The man reentered the room like an even more forc
eful wind. Mrs. Sangha followed in his wake. When he saw her, the feeling of paralysis eased, and the boy sat up quickly. Narine Sangha grabbed his daughter’s arm roughly. She was jolted upright. “Daddy!” she said sleepily. He hoisted her roughly off, positioned himself behind her, and swiftly ushered her out of the room. The boy wanted to call out after her, to call out to his mother, even to shout at the man, perhaps to tell him not to push the little girl like that, to be gentle. But no words would form in his mouth. He looked at Mrs. Sangha pleadingly, but she didn’t protest the man’s actions.

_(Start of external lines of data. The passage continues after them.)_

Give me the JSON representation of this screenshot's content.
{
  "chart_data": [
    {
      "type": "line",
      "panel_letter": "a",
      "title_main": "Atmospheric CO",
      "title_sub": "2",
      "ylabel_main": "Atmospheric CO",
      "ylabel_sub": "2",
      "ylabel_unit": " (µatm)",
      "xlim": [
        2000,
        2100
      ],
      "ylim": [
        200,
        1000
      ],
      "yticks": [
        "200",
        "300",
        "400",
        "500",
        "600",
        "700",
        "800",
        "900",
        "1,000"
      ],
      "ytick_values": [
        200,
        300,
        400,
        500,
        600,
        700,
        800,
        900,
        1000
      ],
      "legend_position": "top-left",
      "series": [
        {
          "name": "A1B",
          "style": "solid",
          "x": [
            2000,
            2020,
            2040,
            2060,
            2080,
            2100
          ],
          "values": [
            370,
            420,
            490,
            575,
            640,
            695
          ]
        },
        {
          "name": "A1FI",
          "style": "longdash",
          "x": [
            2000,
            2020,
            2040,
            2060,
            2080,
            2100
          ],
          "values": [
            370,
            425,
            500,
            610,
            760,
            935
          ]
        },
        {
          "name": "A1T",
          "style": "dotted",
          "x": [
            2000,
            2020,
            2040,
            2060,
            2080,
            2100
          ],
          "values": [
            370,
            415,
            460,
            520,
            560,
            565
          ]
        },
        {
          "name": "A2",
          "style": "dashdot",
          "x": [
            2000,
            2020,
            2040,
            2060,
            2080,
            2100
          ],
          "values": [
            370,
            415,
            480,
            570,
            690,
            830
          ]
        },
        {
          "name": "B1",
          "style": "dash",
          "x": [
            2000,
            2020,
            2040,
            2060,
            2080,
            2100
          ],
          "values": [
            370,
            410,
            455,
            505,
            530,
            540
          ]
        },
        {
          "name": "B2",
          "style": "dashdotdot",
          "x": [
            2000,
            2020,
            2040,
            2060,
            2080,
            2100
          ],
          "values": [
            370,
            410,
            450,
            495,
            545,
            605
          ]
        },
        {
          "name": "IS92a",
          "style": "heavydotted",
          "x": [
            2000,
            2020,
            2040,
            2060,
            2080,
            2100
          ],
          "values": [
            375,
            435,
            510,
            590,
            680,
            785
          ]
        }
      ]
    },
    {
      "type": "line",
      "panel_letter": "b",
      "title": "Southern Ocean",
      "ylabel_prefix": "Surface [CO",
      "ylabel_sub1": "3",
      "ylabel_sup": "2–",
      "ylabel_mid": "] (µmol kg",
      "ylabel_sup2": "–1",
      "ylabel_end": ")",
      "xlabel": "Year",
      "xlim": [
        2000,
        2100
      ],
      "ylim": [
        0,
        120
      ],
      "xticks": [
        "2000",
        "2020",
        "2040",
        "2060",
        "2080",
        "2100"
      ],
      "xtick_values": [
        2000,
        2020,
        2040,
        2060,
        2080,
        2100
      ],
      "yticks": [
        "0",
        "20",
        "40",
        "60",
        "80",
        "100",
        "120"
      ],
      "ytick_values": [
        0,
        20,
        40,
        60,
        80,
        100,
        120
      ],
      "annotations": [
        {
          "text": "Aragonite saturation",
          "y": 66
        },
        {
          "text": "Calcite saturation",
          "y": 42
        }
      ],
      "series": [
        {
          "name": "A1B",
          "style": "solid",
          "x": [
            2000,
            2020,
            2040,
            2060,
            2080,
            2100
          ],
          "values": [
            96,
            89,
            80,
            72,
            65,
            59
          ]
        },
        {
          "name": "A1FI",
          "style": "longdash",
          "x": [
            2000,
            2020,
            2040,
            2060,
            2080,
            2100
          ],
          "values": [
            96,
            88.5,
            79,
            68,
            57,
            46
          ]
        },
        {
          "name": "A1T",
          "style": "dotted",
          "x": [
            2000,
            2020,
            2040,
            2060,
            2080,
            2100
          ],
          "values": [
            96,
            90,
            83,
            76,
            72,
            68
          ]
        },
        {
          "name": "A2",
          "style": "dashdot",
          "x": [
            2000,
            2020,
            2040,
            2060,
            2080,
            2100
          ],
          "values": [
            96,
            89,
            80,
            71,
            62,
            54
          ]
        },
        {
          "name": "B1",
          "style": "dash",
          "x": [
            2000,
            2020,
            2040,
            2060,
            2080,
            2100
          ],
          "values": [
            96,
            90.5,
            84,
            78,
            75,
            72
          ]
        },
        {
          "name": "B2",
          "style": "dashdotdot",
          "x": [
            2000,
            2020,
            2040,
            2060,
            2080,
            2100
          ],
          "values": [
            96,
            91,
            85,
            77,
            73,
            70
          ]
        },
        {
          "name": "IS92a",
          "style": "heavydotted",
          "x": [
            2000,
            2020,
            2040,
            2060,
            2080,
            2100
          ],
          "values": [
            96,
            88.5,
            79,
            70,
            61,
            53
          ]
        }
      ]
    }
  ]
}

Rather, she took the boy’s hand and pulled him out of the bed onto his feet. The boy asked what was happening. Mrs. Sangha whispered to him to be quiet, to get dressed. Dolly came in and quickly finished dressing him, as if he were unable to do it himself. He asked her if that man was Narine Sangha. Dolly snapped under her breath for him to hush up, to mind his own business. The boy expected to see the girl once he was in the drawing room. Dolly, her face red and bloated with anger, held his hand tightly, and from where they were, he turned and twisted his head and body looking for his friend, but she did not come out to see him. He sensed that he should not protest.
Mrs. Sangha was silent. She looked worried. Although he had seen this worried look several times before, and heard his mother say that if there wasn’t something to worry about, Mrs. Sangha would worry about that, he had never seen the stoniness that hardened her mouth. She whispered something to Dolly, barely moving her mouth. Dolly pushed the child ahead of her, holding his shoulders, steering him toward the front steps. Mrs. Sangha told them to wait out there. She ran into the house and came back almost immediately with a half-loaf of bread and an entire package of cheese and a knife. She shoved those and a bundle of crumpled paper in Dolly’s hands. Dolly opened her hand to look at the crumpled bundle, several dollar notes, and her face broke, ready to cry. As directed by Mrs. Sangha, they got into Narine Sangha’s car, and the chauffeur drove in the low dawn light, without use of the car’s head-lamps, all the way out of Marion.